At the center of this little diagram are the words, “A Disciplined Life”. I’m using the word “discipline” in the context of directed effort in a chosen direction, not in the sense of punishment or correction for wrong doing. So there is no element of fear of punishment, no element of earning our salvation or being good enough to please God and be accepted by Him, and if those are issues for you then please go back to the previous weeks messages on those specific topics.

Instead I’m talking about, and inviting you all to, a disciplined life which is a response of ours to the love of God for us, our commitment to live in obedience (Active! Deliberate! Energetic!

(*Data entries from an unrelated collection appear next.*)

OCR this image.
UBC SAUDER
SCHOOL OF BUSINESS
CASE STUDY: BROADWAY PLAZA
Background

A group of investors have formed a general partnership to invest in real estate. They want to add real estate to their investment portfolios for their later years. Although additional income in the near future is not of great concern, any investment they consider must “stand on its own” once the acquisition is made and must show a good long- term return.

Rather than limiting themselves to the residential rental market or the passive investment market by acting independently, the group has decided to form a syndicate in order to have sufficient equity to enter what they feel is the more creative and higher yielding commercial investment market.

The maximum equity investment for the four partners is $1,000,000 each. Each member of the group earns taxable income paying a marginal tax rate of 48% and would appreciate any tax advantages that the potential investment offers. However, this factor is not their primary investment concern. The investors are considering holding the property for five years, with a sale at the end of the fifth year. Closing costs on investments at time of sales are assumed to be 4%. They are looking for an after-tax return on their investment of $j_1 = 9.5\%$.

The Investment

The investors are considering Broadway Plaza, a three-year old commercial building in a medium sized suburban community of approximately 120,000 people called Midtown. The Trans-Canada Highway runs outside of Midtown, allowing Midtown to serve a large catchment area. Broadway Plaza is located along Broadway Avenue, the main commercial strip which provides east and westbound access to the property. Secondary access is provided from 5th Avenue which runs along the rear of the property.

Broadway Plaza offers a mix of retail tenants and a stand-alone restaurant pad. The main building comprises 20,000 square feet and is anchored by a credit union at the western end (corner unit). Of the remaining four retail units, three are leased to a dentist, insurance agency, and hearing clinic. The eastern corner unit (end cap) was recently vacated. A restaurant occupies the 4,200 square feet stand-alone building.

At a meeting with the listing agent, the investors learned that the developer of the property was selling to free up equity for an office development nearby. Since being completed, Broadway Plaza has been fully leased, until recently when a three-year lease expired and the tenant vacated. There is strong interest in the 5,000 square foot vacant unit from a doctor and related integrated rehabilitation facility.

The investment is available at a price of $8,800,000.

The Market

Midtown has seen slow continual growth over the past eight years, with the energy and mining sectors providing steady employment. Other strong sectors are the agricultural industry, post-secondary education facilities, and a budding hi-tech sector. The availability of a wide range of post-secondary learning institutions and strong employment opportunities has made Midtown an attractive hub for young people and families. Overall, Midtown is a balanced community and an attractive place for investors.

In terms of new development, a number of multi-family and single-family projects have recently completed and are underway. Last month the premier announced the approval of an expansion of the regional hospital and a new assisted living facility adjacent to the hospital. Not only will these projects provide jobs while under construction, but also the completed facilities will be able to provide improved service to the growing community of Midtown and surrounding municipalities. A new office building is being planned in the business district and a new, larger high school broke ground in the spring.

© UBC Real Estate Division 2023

Glad!) obedience to Jesus’ command to love God and love others, and a realization that this is only possible if we walk as Jesus did each and every day.

That is our Lenten challenge. Each Sunday we’ll talk about these disciplines, how Jesus lived them, how we can live them. And each week I’m expecting that we will all engage in them and share our experiences together. Specifics will follow, but for this week ahead I give you the following assignment: Wednesday is Ash Wednesday, the first day of Lent. It is traditionally a day of repentance of sin, and in liturgical communities there would be a service where you would have opportunity to repent and would then receive forgiveness symbolized by the tracing of the shape of a cross on your head in ash. I encourage you to participate in one of those services in one of those communities. But even if that is not possible, the assignment for each of us is to set aside AT LEAST 30 minutes this coming Wednesday for personal prayer, reflection, Scripture reading, with the focus on beginning our walk towards the empty tomb and the life of Jesus.

Conclusion:

So our Lenten focus could be summarized as “getting in shape” spiritually. Working on the disciplines, establishing the habits, so that we can live, and love, like Jesus. I close with Paul’s words from 1 Cor. 9:25-27:

“25Everyone who competes in the games goes into strict training. They do it to get a crown that will not last; but we do it to get a crown that will last forever. 26Therefore I do not run like a man running aimlessly; I do not fight like a man beating the air. 27No, I beat my body and make it my slave so that after I have preached to others, I myself will not be disqualified for the prize.”